Let's encrypt allows you to generate a CSR, which is the best way to customise the Certificate they issue, here is an example from my own production app:
Request Certificate 1:
certbot certonly \
--dry-run \
-n \
--dns-route53 \
--agree-tos \
--csr "<path to my CSR>" \
--register-unsafely-without-email \
--no-eff-email \
--dns-route53-propagation-seconds 300 \
--cert-path "<path to store the issued X.509 Leaf Certificate>" \
--key-path "<path to store the private key>" \
--fullchain-path "<path to store the issued X.509 Leaf Certificate and the chain of intermediate and CA Certificates as a bundle>" \
--chain-path "<path to store the chain of intermediate and CA Certificates as a bundle minus the actual issued X.509 Leaf Certificate>" \
-d sub.domain.tld
Request another Certificate for the same doamin, without removing the original, and run 2 months after the first:
certbot certonly \
--- same as above ---
--duplicate \
--force-renewal \
-d sub.domain.tld
The second certificate is issued with a notBefore
2 months after the first.
Important to note that the CSR format (PKCS#10) doesn't have any fields to put these dates so it's still depending on the Let's Encrypt hidden decisions that you do not control to get this result.

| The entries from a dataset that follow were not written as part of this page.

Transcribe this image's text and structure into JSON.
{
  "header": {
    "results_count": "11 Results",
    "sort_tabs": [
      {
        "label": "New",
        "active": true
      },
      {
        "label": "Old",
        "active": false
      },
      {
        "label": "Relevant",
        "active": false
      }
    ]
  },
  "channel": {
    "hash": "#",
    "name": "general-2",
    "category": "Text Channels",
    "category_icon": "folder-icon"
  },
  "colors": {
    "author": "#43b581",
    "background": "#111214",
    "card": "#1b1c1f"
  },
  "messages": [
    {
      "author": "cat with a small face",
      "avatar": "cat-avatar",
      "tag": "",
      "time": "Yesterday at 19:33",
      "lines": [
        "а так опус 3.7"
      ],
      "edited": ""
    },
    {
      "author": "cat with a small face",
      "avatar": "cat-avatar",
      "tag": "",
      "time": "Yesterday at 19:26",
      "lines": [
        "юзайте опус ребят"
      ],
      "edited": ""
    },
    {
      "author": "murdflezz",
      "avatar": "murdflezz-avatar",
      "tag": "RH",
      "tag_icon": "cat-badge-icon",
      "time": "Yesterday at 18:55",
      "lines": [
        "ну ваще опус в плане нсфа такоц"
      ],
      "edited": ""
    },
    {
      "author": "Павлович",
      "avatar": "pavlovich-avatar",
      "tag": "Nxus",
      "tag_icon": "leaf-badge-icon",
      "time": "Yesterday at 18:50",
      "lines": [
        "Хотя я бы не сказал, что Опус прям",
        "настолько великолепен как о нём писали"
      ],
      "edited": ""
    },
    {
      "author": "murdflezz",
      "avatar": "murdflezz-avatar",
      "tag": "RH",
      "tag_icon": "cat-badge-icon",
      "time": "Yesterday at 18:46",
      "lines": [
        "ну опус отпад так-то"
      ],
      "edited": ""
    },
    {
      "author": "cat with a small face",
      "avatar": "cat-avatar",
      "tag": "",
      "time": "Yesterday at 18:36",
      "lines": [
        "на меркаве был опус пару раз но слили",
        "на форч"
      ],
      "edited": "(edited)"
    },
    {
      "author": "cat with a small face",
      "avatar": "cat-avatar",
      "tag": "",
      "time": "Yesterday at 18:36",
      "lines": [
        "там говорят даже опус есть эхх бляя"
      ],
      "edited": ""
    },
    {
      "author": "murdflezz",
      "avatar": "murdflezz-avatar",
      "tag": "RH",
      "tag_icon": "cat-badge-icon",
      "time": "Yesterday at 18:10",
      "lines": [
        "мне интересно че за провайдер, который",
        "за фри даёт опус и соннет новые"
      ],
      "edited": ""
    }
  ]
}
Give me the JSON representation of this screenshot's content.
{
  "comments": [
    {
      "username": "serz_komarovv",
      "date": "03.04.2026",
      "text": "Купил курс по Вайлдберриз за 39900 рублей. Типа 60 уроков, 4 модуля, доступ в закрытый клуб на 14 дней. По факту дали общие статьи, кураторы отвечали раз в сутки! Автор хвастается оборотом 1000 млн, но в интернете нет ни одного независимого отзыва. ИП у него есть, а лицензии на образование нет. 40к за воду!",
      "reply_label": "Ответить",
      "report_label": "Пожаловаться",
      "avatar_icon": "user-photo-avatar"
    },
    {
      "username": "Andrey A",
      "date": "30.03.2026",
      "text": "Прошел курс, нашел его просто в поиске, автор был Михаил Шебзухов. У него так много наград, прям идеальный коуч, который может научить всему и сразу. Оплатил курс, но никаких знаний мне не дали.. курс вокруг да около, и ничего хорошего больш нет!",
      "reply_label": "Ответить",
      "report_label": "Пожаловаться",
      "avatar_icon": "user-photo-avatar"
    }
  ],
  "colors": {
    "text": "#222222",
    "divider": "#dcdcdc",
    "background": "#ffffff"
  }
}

It would be more beneficial for you to go back to your threat model and better understand why certificate pinning was implemented. Mostly pinning is being removed for better suited options, because pinning used to be a solution for many things it was not suited and today we have options like TLSA/DANE, DNSSEC, and using CAA records to completely verify a chain of trust to the expected trust anchor.
If you find that your threat model indicates pinning is the best mitigation for whatever risks you have identified, then you will need to find a CA that can issue Leaf Certificates that are future dated (notBefore
) and have multiple pinned certificates deployed with your app.